Historische Niederlage Aus der Traum von der ersten Frau im Oval Office

New York · Hillary Clinton hätte die erste Frau im Weißen Haus werden können. Amerika strafte die als klare Favoritin zur US-Wahl angetretene Demokratin jedoch eiskalt ab.

Die Trauerfeier des Jahres wurde kurzfristig abgesagt. Morgens um zwei trat Hillary Clintons Wahlkampf-Manager John Podesta im Jacob K. Javits Convention Center in New York ans Redner-Pult. „Wir sind noch nicht fertig. Geht schlafen, es werden noch Stimmen ausgezählt.“ Seine Chefin, Hillary Clinton, wollte ihre absehbare Niederlage nicht eingestehen. Noch nicht.

In der an Rückschlägen wie Akten des Wiederaufbäumens reichen Biographie Clintons markiert der 8. November 2016 eine Zäsur. First Lady. Senatorin. Außenministerin. Hochbezahlte Vortragsredenerin. Buch-Autorin. Mächtige Power-Brokerin für die Belange für Mädchen und Frauen weltweit. Und zuletzt zweifache Großmutter. All das hat, mit Tiefen zwar, geklappt. Der Griff ganz nach oben aber ging ins Leere. Zweimal war sie ohne Erfolg die weibliche Präsidentschaftskandidatin der Demokraten. Ein drittes Mal wird es nicht mehr geben.

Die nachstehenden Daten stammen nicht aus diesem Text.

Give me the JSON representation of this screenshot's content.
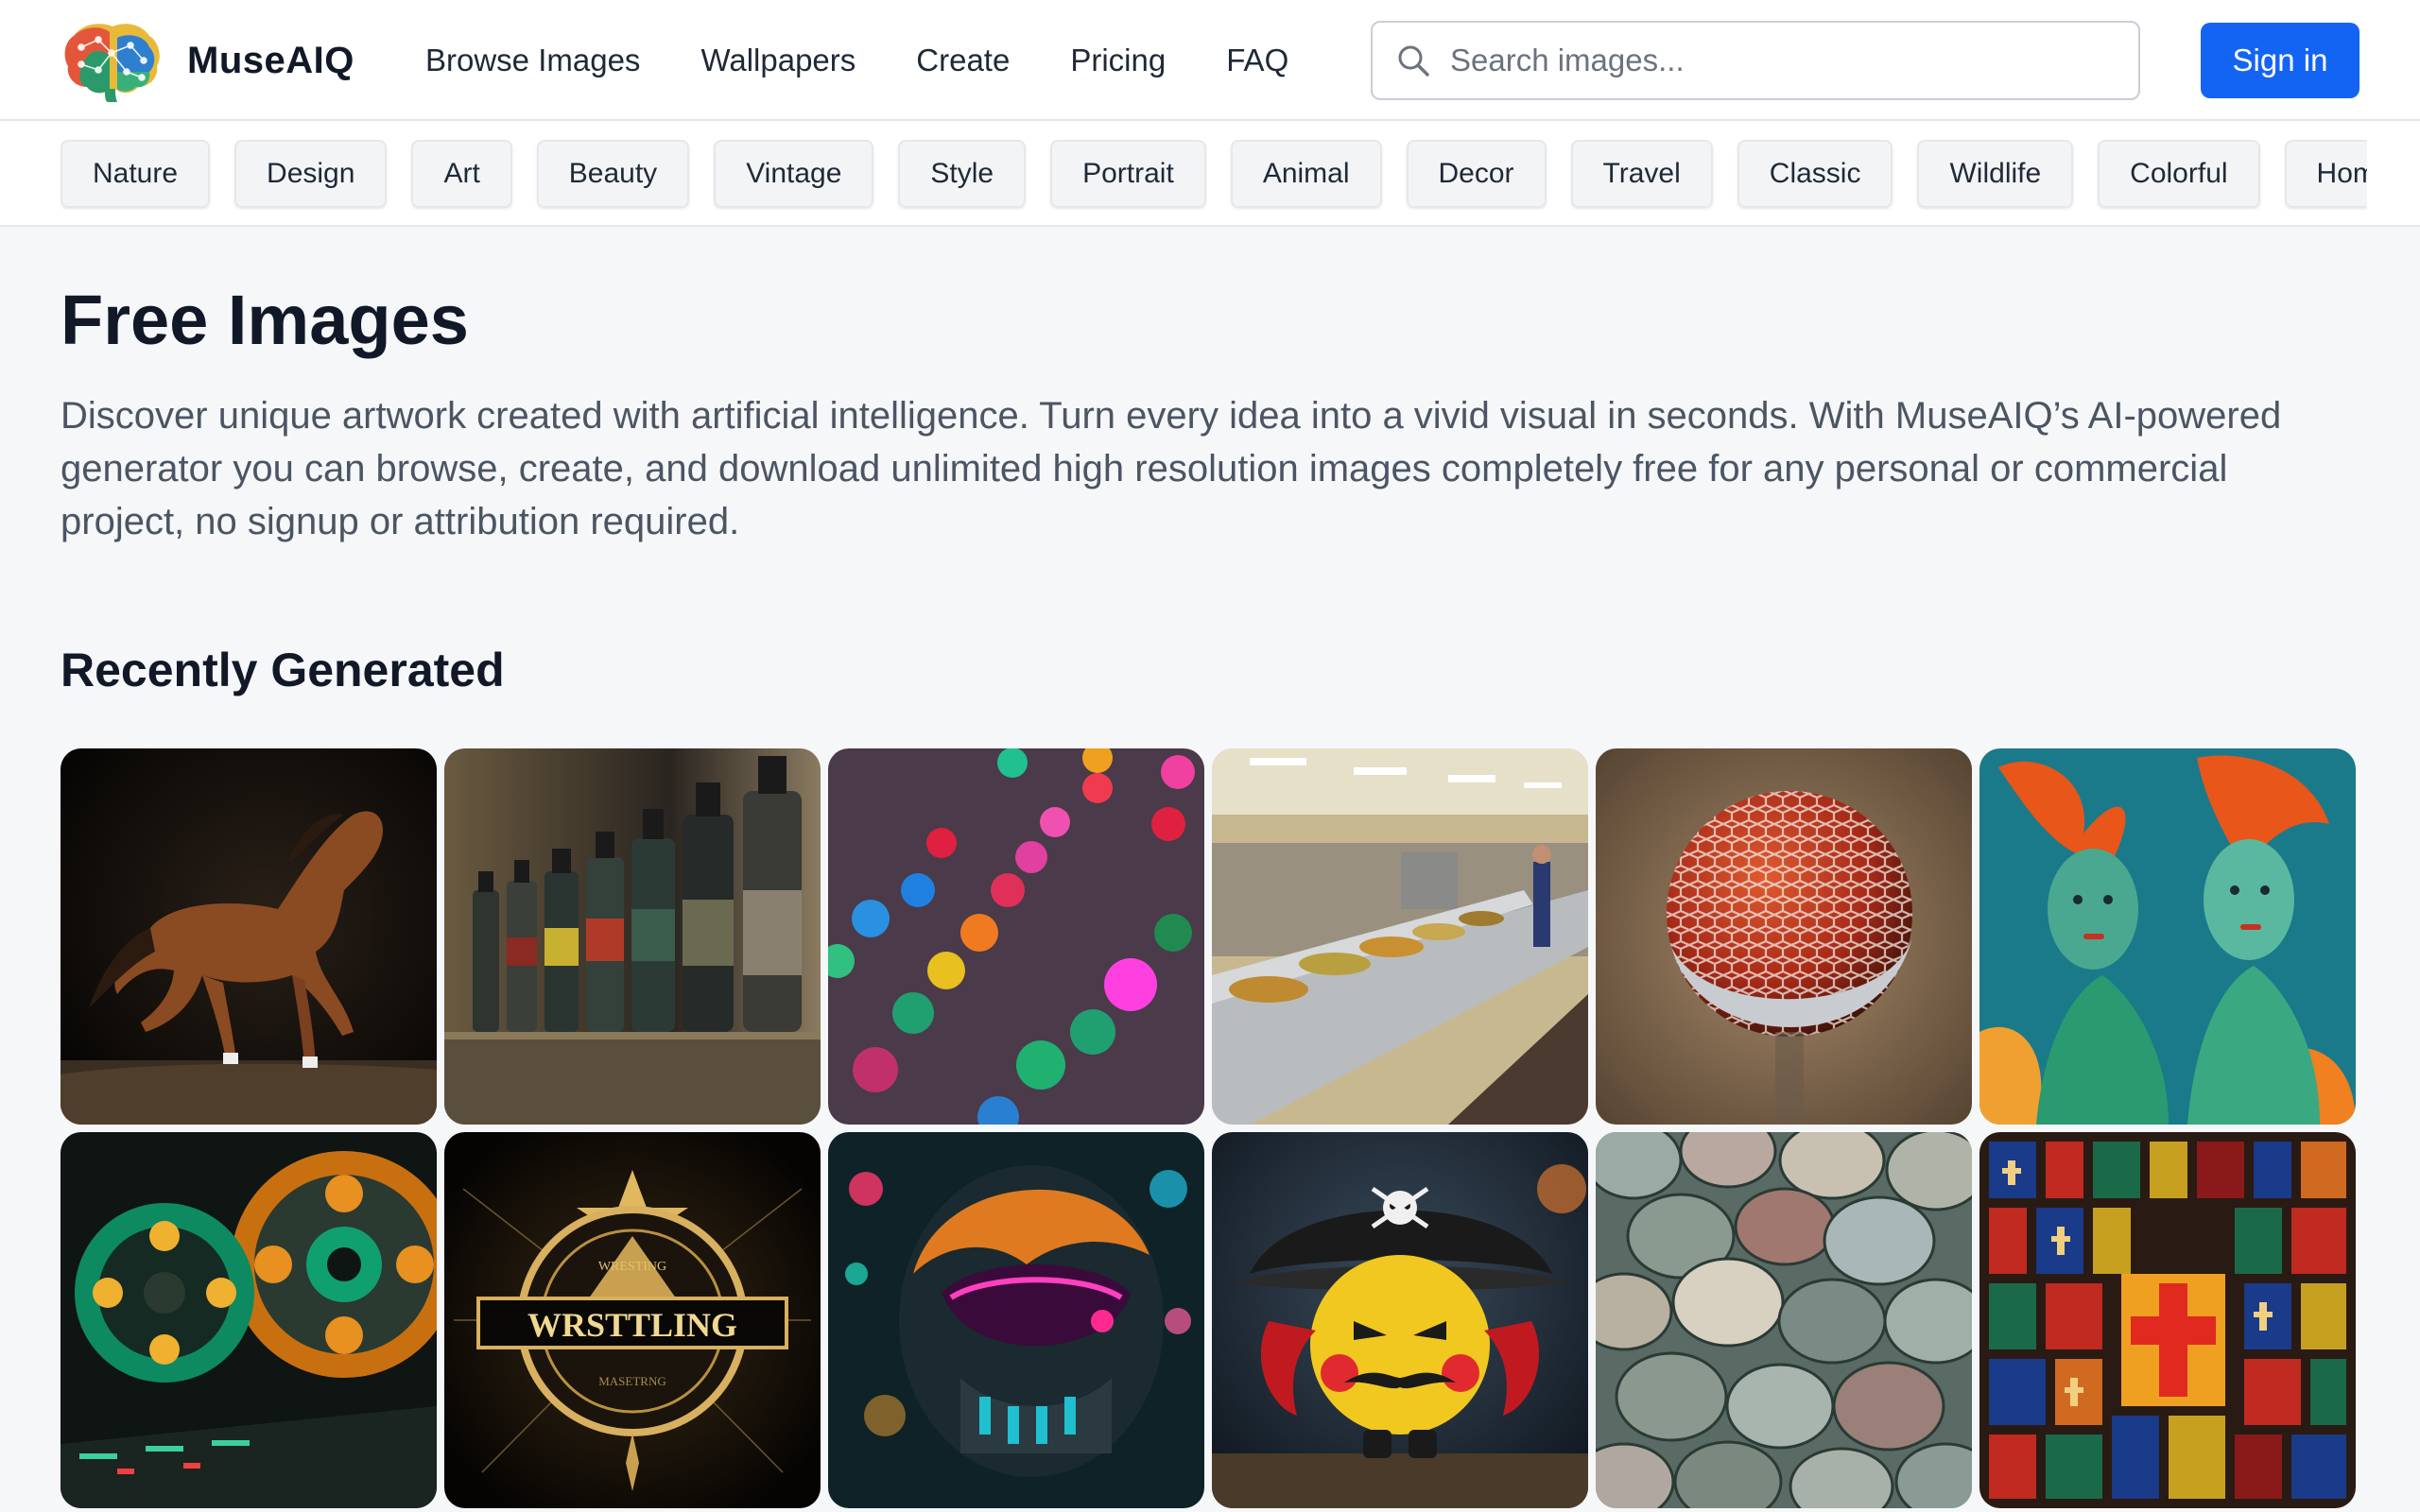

Unterlag sie bei der Premiere noch der damals uneinholbaren Lichtgestalt Barack Obama, so schmerzt die Niederlage gegen den apolitischen Emporkömmling Donald Trump die 69-Jährige besonders. In einer von Männer dominierten Welt hat sie gegen ein umstrittenes, manche sagen jämmerliches Exemplar den kürzeren gezogen. Das muss sie persönlich nehmen.

Clinton ist nicht an Trump gescheitert, sondern an sich selbst

Amerika, so muss man das Wahlergebnis deuten, betrachtete Clintons über 30 Jahren angehäuften Erfahrungsschatz nicht nur als zu vernachlässigende Kategorie. Sondern als Ablehnungsgrund. Die Demokratin, die im Vorwahlkampf in der Person des inspirierenden Bernie Sanders zu spüren bekam, wie sich Liebesentzug in der eigene Partei und im Volk anfühlt, wurde abgestraft.

Weil sie bereits beschädigt war von Skandalen, als das Rennen noch gar nicht begonnen hatte. Weil sie in ihrer eigenen Partei mehr Neider als Bewunderer hat. Weil bei vielen Amerikanern der Glaube Allgemeingut geworden ist, dass die Clintons eine Art Erbrecht auf das Weiße Haus zu besitzen glauben. Weil ihre herablassende Bemerkung über Trumps Fans („jämmerlichen Haufen Bedauersnwerter“) alle Vorurteile über sie bestätigte.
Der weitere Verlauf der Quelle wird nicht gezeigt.